Auteur(s) : Audoux, Marguerite

Description


  • « CHRONIQUE D'AUVERGNE
    Un Paysan-écrivain
    Nous savons tous ce que c'est qu'un paysan, nos pères le furent, nos frères, nos amis, nos connaissances le sont et nous avons au cœur l'amour et l'admiration de ceux qui se penchent sur la terre de chez nous pour faire pousser le blé nourricier, pour faire produire au sol, parfois ingrat, ce que l'humaine nature exige pour nous, ce qui est nécessaire à notre misérable vie matérielle.

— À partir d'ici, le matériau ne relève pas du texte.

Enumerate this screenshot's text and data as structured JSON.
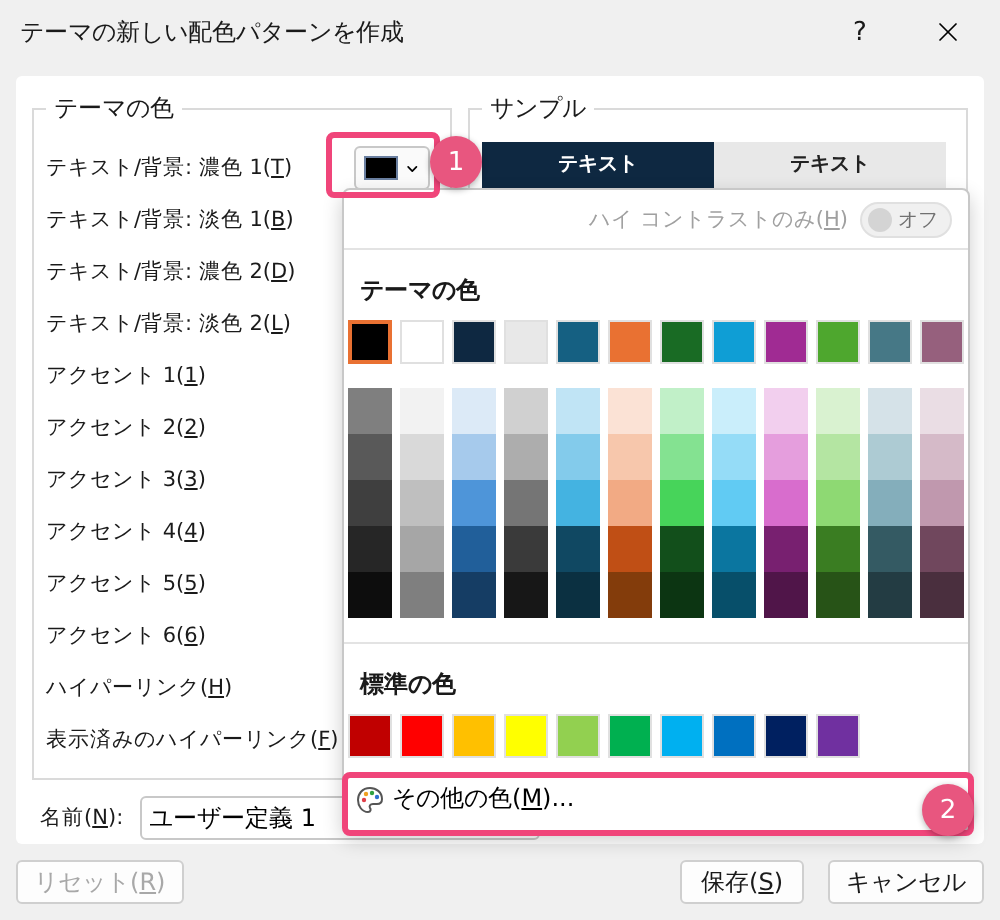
{
  "window": {
    "title": "テーマの新しい配色パターンを作成",
    "help": "?"
  },
  "theme_colors_group": {
    "legend": "テーマの色",
    "rows": [
      {
        "pre": "テキスト/背景: 濃色 1(",
        "key": "T",
        "post": ")"
      },
      {
        "pre": "テキスト/背景: 淡色 1(",
        "key": "B",
        "post": ")"
      },
      {
        "pre": "テキスト/背景: 濃色 2(",
        "key": "D",
        "post": ")"
      },
      {
        "pre": "テキスト/背景: 淡色 2(",
        "key": "L",
        "post": ")"
      },
      {
        "pre": "アクセント 1(",
        "key": "1",
        "post": ")"
      },
      {
        "pre": "アクセント 2(",
        "key": "2",
        "post": ")"
      },
      {
        "pre": "アクセント 3(",
        "key": "3",
        "post": ")"
      },
      {
        "pre": "アクセント 4(",
        "key": "4",
        "post": ")"
      },
      {
        "pre": "アクセント 5(",
        "key": "5",
        "post": ")"
      },
      {
        "pre": "アクセント 6(",
        "key": "6",
        "post": ")"
      },
      {
        "pre": "ハイパーリンク(",
        "key": "H",
        "post": ")"
      },
      {
        "pre": "表示済みのハイパーリンク(",
        "key": "F",
        "post": ")"
      }
    ],
    "picker": {
      "color": "#000000",
      "expanded": true
    }
  },
  "sample_group": {
    "legend": "サンプル",
    "cells": [
      {
        "text": "テキスト",
        "color": "#0e2841"
      },
      {
        "text": "テキスト",
        "color": "#e8e8e8"
      }
    ]
  },
  "name_field": {
    "pre": "名前(",
    "key": "N",
    "post": "):",
    "value": "ユーザー定義 1"
  },
  "popup": {
    "high_contrast": {
      "pre": "ハイ コントラストのみ(",
      "key": "H",
      "post": ")",
      "state_text": "オフ",
      "on": false,
      "disabled": true
    },
    "theme_heading": "テーマの色",
    "theme_colors": [
      {
        "color": "#000000",
        "selected": true,
        "shades": [
          {
            "color": "#7f7f7f"
          },
          {
            "color": "#595959"
          },
          {
            "color": "#3f3f3f"
          },
          {
            "color": "#262626"
          },
          {
            "color": "#0d0d0d"
          }
        ]
      },
      {
        "color": "#ffffff",
        "selected": false,
        "shades": [
          {
            "color": "#f2f2f2"
          },
          {
            "color": "#d9d9d9"
          },
          {
            "color": "#bfbfbf"
          },
          {
            "color": "#a6a6a6"
          },
          {
            "color": "#7f7f7f"
          }
        ]
      },
      {
        "color": "#0e2841",
        "selected": false,
        "shades": [
          {
            "color": "#dceaf7"
          },
          {
            "color": "#a6caec"
          },
          {
            "color": "#4e95d9"
          },
          {
            "color": "#215f9a"
          },
          {
            "color": "#153d64"
          }
        ]
      },
      {
        "color": "#e8e8e8",
        "selected": false,
        "shades": [
          {
            "color": "#d0d0d0"
          },
          {
            "color": "#adadad"
          },
          {
            "color": "#757575"
          },
          {
            "color": "#3a3a3a"
          },
          {
            "color": "#171717"
          }
        ]
      },
      {
        "color": "#156082",
        "selected": false,
        "shades": [
          {
            "color": "#c0e4f5"
          },
          {
            "color": "#83cbeb"
          },
          {
            "color": "#44b3e1"
          },
          {
            "color": "#104862"
          },
          {
            "color": "#0b3041"
          }
        ]
      },
      {
        "color": "#e97132",
        "selected": false,
        "shades": [
          {
            "color": "#fbe2d5"
          },
          {
            "color": "#f7c7ac"
          },
          {
            "color": "#f2aa84"
          },
          {
            "color": "#c04f15"
          },
          {
            "color": "#833c0b"
          }
        ]
      },
      {
        "color": "#196b24",
        "selected": false,
        "shades": [
          {
            "color": "#c1f0c8"
          },
          {
            "color": "#84e291"
          },
          {
            "color": "#47d45a"
          },
          {
            "color": "#124f1b"
          },
          {
            "color": "#0c3512"
          }
        ]
      },
      {
        "color": "#0f9ed5",
        "selected": false,
        "shades": [
          {
            "color": "#caeefb"
          },
          {
            "color": "#95dcf7"
          },
          {
            "color": "#61cbf3"
          },
          {
            "color": "#0b76a0"
          },
          {
            "color": "#074f6a"
          }
        ]
      },
      {
        "color": "#a02b93",
        "selected": false,
        "shades": [
          {
            "color": "#f2cfee"
          },
          {
            "color": "#e59edd"
          },
          {
            "color": "#d86dcd"
          },
          {
            "color": "#782070"
          },
          {
            "color": "#501549"
          }
        ]
      },
      {
        "color": "#4ea72e",
        "selected": false,
        "shades": [
          {
            "color": "#d9f2d0"
          },
          {
            "color": "#b4e5a2"
          },
          {
            "color": "#8ed973"
          },
          {
            "color": "#3a7d22"
          },
          {
            "color": "#275317"
          }
        ]
      },
      {
        "color": "#467886",
        "selected": false,
        "shades": [
          {
            "color": "#d5e2e8"
          },
          {
            "color": "#adcbd3"
          },
          {
            "color": "#84aebb"
          },
          {
            "color": "#345a63"
          },
          {
            "color": "#233c43"
          }
        ]
      },
      {
        "color": "#96607d",
        "selected": false,
        "shades": [
          {
            "color": "#eadde4"
          },
          {
            "color": "#d5bac8"
          },
          {
            "color": "#c098ae"
          },
          {
            "color": "#70475d"
          },
          {
            "color": "#4a2f3e"
          }
        ]
      }
    ],
    "standard_heading": "標準の色",
    "standard_colors": [
      {
        "color": "#c00000"
      },
      {
        "color": "#ff0000"
      },
      {
        "color": "#ffc000"
      },
      {
        "color": "#ffff00"
      },
      {
        "color": "#92d050"
      },
      {
        "color": "#00b050"
      },
      {
        "color": "#00b0f0"
      },
      {
        "color": "#0070c0"
      },
      {
        "color": "#002060"
      },
      {
        "color": "#7030a0"
      }
    ],
    "more_colors": {
      "pre": "その他の色(",
      "key": "M",
      "post": ")..."
    }
  },
  "callouts": [
    {
      "number": "1"
    },
    {
      "number": "2"
    }
  ],
  "buttons": [
    {
      "kind": "left",
      "pre": "リセット(",
      "key": "R",
      "post": ")",
      "disabled": true
    },
    {
      "kind": "right",
      "pre": "保存(",
      "key": "S",
      "post": ")",
      "disabled": false
    },
    {
      "kind": "right",
      "pre": "キャンセル",
      "disabled": false
    }
  ]
}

    Également, nous savons ce que c'est qu'un écrivain, c'est celui qui compose des livres, qui est auteur, mais c'est mieux qu'un homme de lettres et c'est pour cela que je donne ce qualificatif à notre ami A. Dusserre, le paysan‑écrivain dont on a lu dans cette Semaine auvergnate (qui a eu l'orgueil de le révéler au public la première, tant de lignes délicieuses, de si bonnes nouvelles étudiées, franches, nettes naturelles et savantes en même temps, d'une composition simple, tout près de la vérité comme le doit être un chef‑d'œuvre.

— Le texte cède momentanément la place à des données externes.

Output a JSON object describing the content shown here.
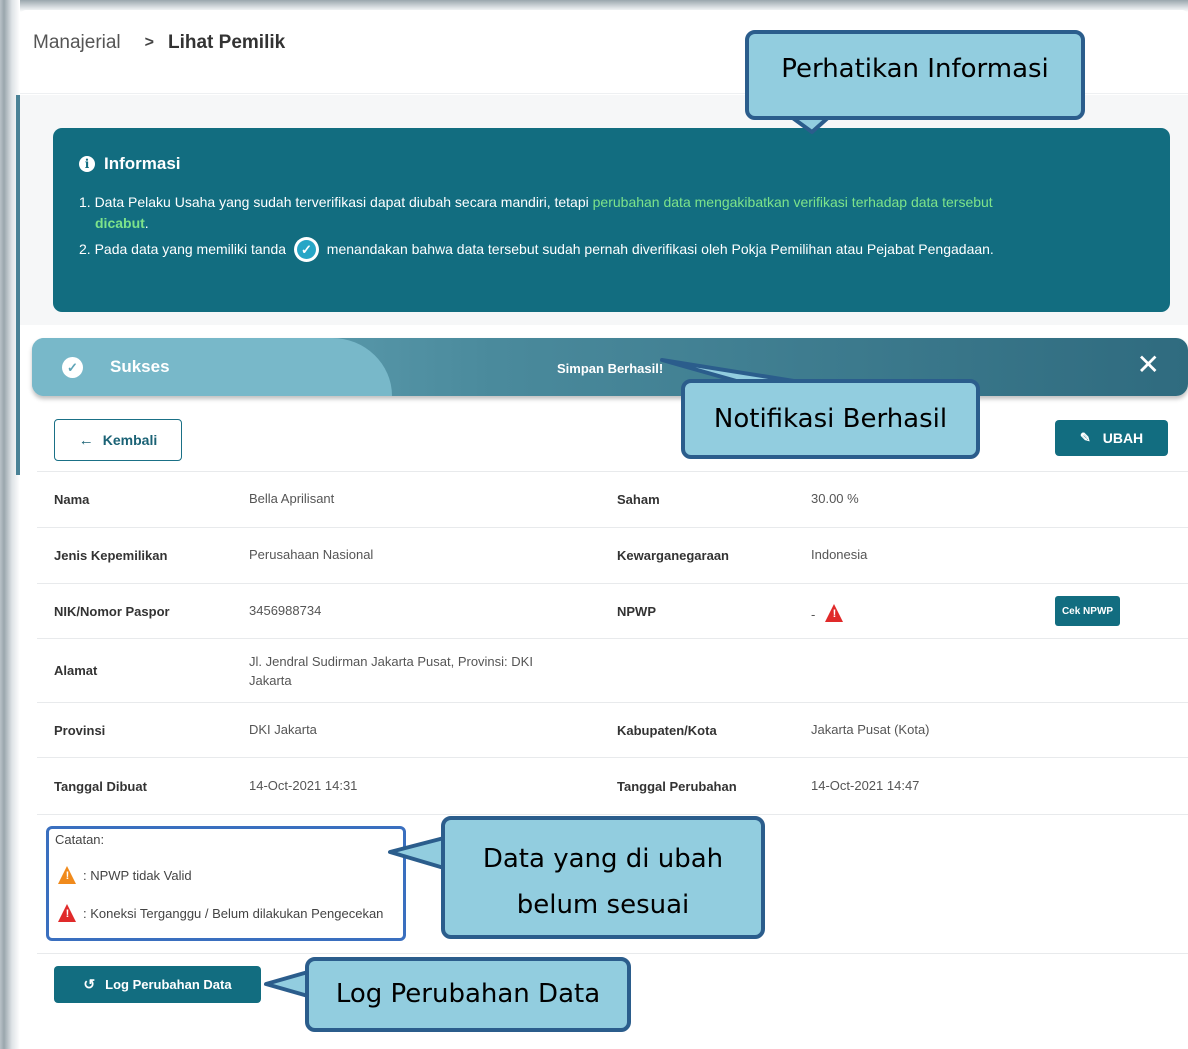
{
  "breadcrumb": {
    "parent": "Manajerial",
    "separator": ">",
    "current": "Lihat Pemilik"
  },
  "info": {
    "title": "Informasi",
    "item1_prefix": "1. Data Pelaku Usaha yang sudah terverifikasi dapat diubah secara mandiri, tetapi ",
    "item1_highlight": "perubahan data mengakibatkan verifikasi terhadap data tersebut",
    "item1_bold": "dicabut",
    "item1_suffix": ".",
    "item2_prefix": "2. Pada data yang memiliki tanda",
    "item2_suffix": "menandakan bahwa data tersebut sudah pernah diverifikasi oleh Pokja Pemilihan atau Pejabat Pengadaan."
  },
  "success": {
    "label": "Sukses",
    "message": "Simpan Berhasil!"
  },
  "buttons": {
    "back": "Kembali",
    "edit": "UBAH",
    "cek_npwp": "Cek NPWP",
    "log": "Log Perubahan Data"
  },
  "details": {
    "nama_label": "Nama",
    "nama": "Bella Aprilisant",
    "saham_label": "Saham",
    "saham": "30.00 %",
    "jenis_label": "Jenis Kepemilikan",
    "jenis": "Perusahaan Nasional",
    "kewarganegaraan_label": "Kewarganegaraan",
    "kewarganegaraan": "Indonesia",
    "nik_label": "NIK/Nomor Paspor",
    "nik": "3456988734",
    "npwp_label": "NPWP",
    "npwp": "-",
    "alamat_label": "Alamat",
    "alamat": "Jl. Jendral Sudirman Jakarta Pusat, Provinsi: DKI Jakarta",
    "provinsi_label": "Provinsi",
    "provinsi": "DKI Jakarta",
    "kabupaten_label": "Kabupaten/Kota",
    "kabupaten": "Jakarta Pusat (Kota)",
    "dibuat_label": "Tanggal Dibuat",
    "dibuat": "14-Oct-2021 14:31",
    "perubahan_label": "Tanggal Perubahan",
    "perubahan": "14-Oct-2021 14:47"
  },
  "notes": {
    "title": "Catatan:",
    "warning_orange": ": NPWP tidak Valid",
    "warning_red": ": Koneksi Terganggu / Belum dilakukan Pengecekan"
  },
  "callouts": {
    "info": "Perhatikan Informasi",
    "success": "Notifikasi Berhasil",
    "notes_line1": "Data yang di ubah",
    "notes_line2": "belum sesuai",
    "log": "Log Perubahan Data"
  },
  "colors": {
    "primary": "#126d80",
    "highlight": "#7de38a",
    "warning_red": "#e02a2a",
    "warning_orange": "#f08a1c",
    "callout_fill": "#92cddf",
    "callout_border": "#2b5d8c"
  }
}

    Nous connaissons l'œuvre naissante de M. Dusserre, nous la verrons se continuer, nous ferons à La Semaine le possible et l'impossible pour élargir sans cesse le cadre des lecteurs de notre paysan‑écrivain parce que ce sera faire là bonne besogne littéraire, de la diffusion utile, que de semer l'œuvre de celui qui bientôt dépassera notre Massif Central et s'imposera, nous en avons le grand espoir, jusque dans ce Paris qui se laisse toujours émotionner par l'art d'un artiste sincère et puissant, comme nous apparaît M. Dusserre.
    Nous connaissons l'œuvre naissante, faisons connaissance avec l'écrivain lui‑même, allons jusqu'à Carbonnat[1], jusqu'à ce petit coin du Cantal où le paysan écrit. Interviewons l'entourage de cet homme pour savoir qui il est et comment il est devenu ce qu'il est, tout en cultivant son coin de terre.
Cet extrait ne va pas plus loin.